Was ich gestern aber noch schmerzlicher realisiert, ja plötzlich beinahe physisch gespürt habe: Die Anhaftung frisst eine Menge Energie. Energie, die uns dann fehlt für Initiativen, Unternehmungsgeist, Entscheidungen, bis hin zur Lebensfreude.
Egal was das Objekt unserer Anhaftung ist, ein Besitzstück (wie ein Haus), unser Job, ein geliebter Mensch, eine Lebensweise – immer ist ein Teil unserer Energie in dieser Anhaftung gebunden, sei es in der Angst, das Objekt nicht zu erlangen oder zu verlieren, sei es in glücklichen Gedanken daran. Meistens ist uns nicht bewusst, wie viel Energie wir darin verschleudern, denn unsere Sorge oder Freude steht nicht ständig im Vordergrund unserer Gedanken, vielmehr irgendwo im Hinterkopf oder in einem verborgenen Winkel unseres Herzens.
Was können wir gegen die Anhaftung und besonders gegen diese Energieverschwendung tun, wie können wir uns daraus befreien und diese Freiheit erlangen, die wir nur geniessen, wenn wir nichts besitzen, was wir zu verlieren fürchten?
Natürlich: Urvertrauen, Gleichmut und Selbstliebe helfen dagegen. Heute möchte ich euch aber zwei konkretere Anregungen geben, über die ich bei meinem langen Spaziergang vorhin nachgedacht habe – in eigener Sache, denn ich spüre, wie ich selbst in letzter Zeit ebenfalls der Anhaftung an eine bestimmte Lebensweise erlegen bin.
• Treffen wir unsere Entscheidungen und handeln wir so, als ob es das Objekt unserer Anhaftung nicht gäbe. Mit anderen Worten: Die Anhaftung ist zwar da, aber wir übergehen sie einfach, wir lassen uns durch sie nicht an dem hindern, was wir tun möchten.
• Arbeiten wir ganz intensiv an unserem Urvertrauen. Also: Vertrauen wir darauf, dass wir im Leben geführt werden, und zwar dahin, wo es gut für uns ist, und hören wir deshalb auf, etwas Bestimmtes zu wollen oder nicht zu wollen. Sagen wir mit tiefer Überzeugung zum Göttlichen: Dein Wille geschehe.

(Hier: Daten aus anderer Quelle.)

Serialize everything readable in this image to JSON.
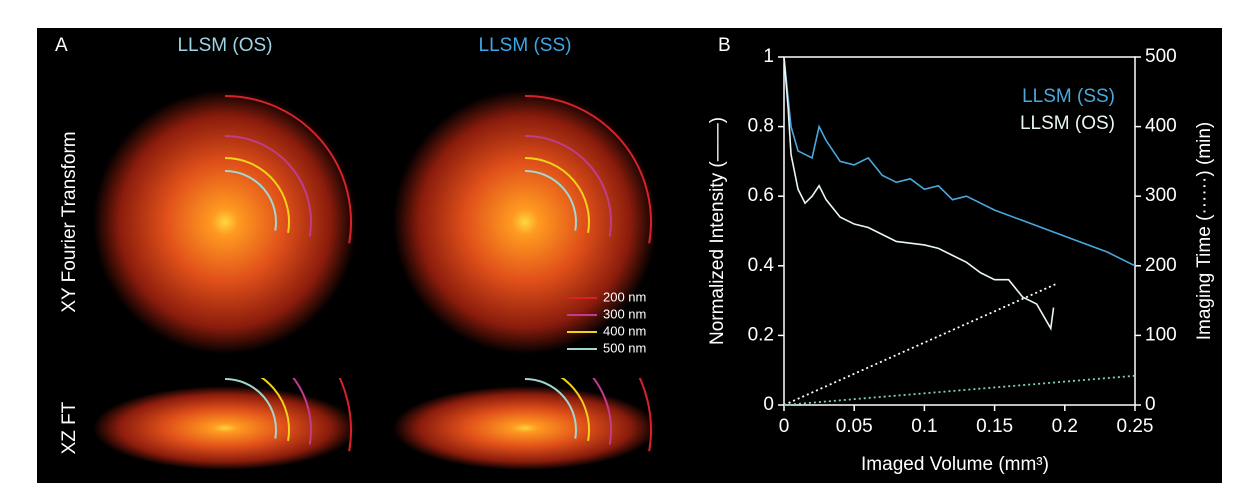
{
  "panel_a": {
    "label": "A",
    "columns": [
      "LLSM (OS)",
      "LLSM (SS)"
    ],
    "column_colors": [
      "#9fd3e6",
      "#3ea6e6"
    ],
    "rows": [
      "XY Fourier Transform",
      "XZ FT"
    ],
    "legend": [
      {
        "label": "200 nm",
        "color": "#d8222a"
      },
      {
        "label": "300 nm",
        "color": "#c03c8c"
      },
      {
        "label": "400 nm",
        "color": "#f2d21a"
      },
      {
        "label": "500 nm",
        "color": "#9fd8d0"
      }
    ]
  },
  "chart_data": {
    "type": "line",
    "label": "B",
    "xlabel": "Imaged Volume (mm³)",
    "ylabel": "Normalized Intensity (——)",
    "y2label": "Imaging Time (······) (min)",
    "xlim": [
      0,
      0.25
    ],
    "xticks": [
      0,
      0.05,
      0.1,
      0.15,
      0.2,
      0.25
    ],
    "ylim": [
      0,
      1
    ],
    "yticks": [
      0,
      0.2,
      0.4,
      0.6,
      0.8,
      1
    ],
    "y2lim": [
      0,
      500
    ],
    "y2ticks": [
      0,
      100,
      200,
      300,
      400,
      500
    ],
    "series": [
      {
        "name": "LLSM (SS)",
        "color": "#4aa8dc",
        "x": [
          0,
          0.003,
          0.005,
          0.01,
          0.015,
          0.02,
          0.025,
          0.03,
          0.04,
          0.05,
          0.06,
          0.07,
          0.08,
          0.09,
          0.1,
          0.11,
          0.12,
          0.13,
          0.15,
          0.17,
          0.19,
          0.21,
          0.23,
          0.25
        ],
        "values": [
          1.0,
          0.88,
          0.8,
          0.73,
          0.72,
          0.71,
          0.8,
          0.76,
          0.7,
          0.69,
          0.71,
          0.66,
          0.64,
          0.65,
          0.62,
          0.63,
          0.59,
          0.6,
          0.56,
          0.53,
          0.5,
          0.47,
          0.44,
          0.4
        ]
      },
      {
        "name": "LLSM (OS)",
        "color": "#e8f6f4",
        "x": [
          0,
          0.003,
          0.005,
          0.01,
          0.015,
          0.02,
          0.025,
          0.03,
          0.04,
          0.05,
          0.06,
          0.07,
          0.08,
          0.1,
          0.11,
          0.12,
          0.13,
          0.14,
          0.15,
          0.16,
          0.17,
          0.18,
          0.19,
          0.192
        ],
        "values": [
          1.0,
          0.85,
          0.72,
          0.62,
          0.58,
          0.6,
          0.63,
          0.59,
          0.54,
          0.52,
          0.51,
          0.49,
          0.47,
          0.46,
          0.45,
          0.43,
          0.41,
          0.38,
          0.36,
          0.36,
          0.31,
          0.29,
          0.22,
          0.28
        ]
      },
      {
        "axis": "y2",
        "color": "#ffffff",
        "dash": true,
        "x": [
          0,
          0.195
        ],
        "values": [
          0,
          175
        ]
      },
      {
        "axis": "y2",
        "color": "#7fd4b4",
        "dash": true,
        "x": [
          0,
          0.25
        ],
        "values": [
          0,
          42
        ]
      }
    ]
  }
}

Zu diesen beiden Punkten muss ich unbedingt ergänzen, dass der Grat zwischen „mich führen lassen“ und „eine Sache schlittern lassen“ ein ganz, ganz schmaler ist! Gerne und oft zitiere ich das Gebet:
Lieber Gott, gib mir die Kraft und den Mut zu ändern, was ich ändern kann, die Gelassenheit zu ertragen, was ich nicht ändern kann, und die Weisheit zwischen den beiden zu unterscheiden.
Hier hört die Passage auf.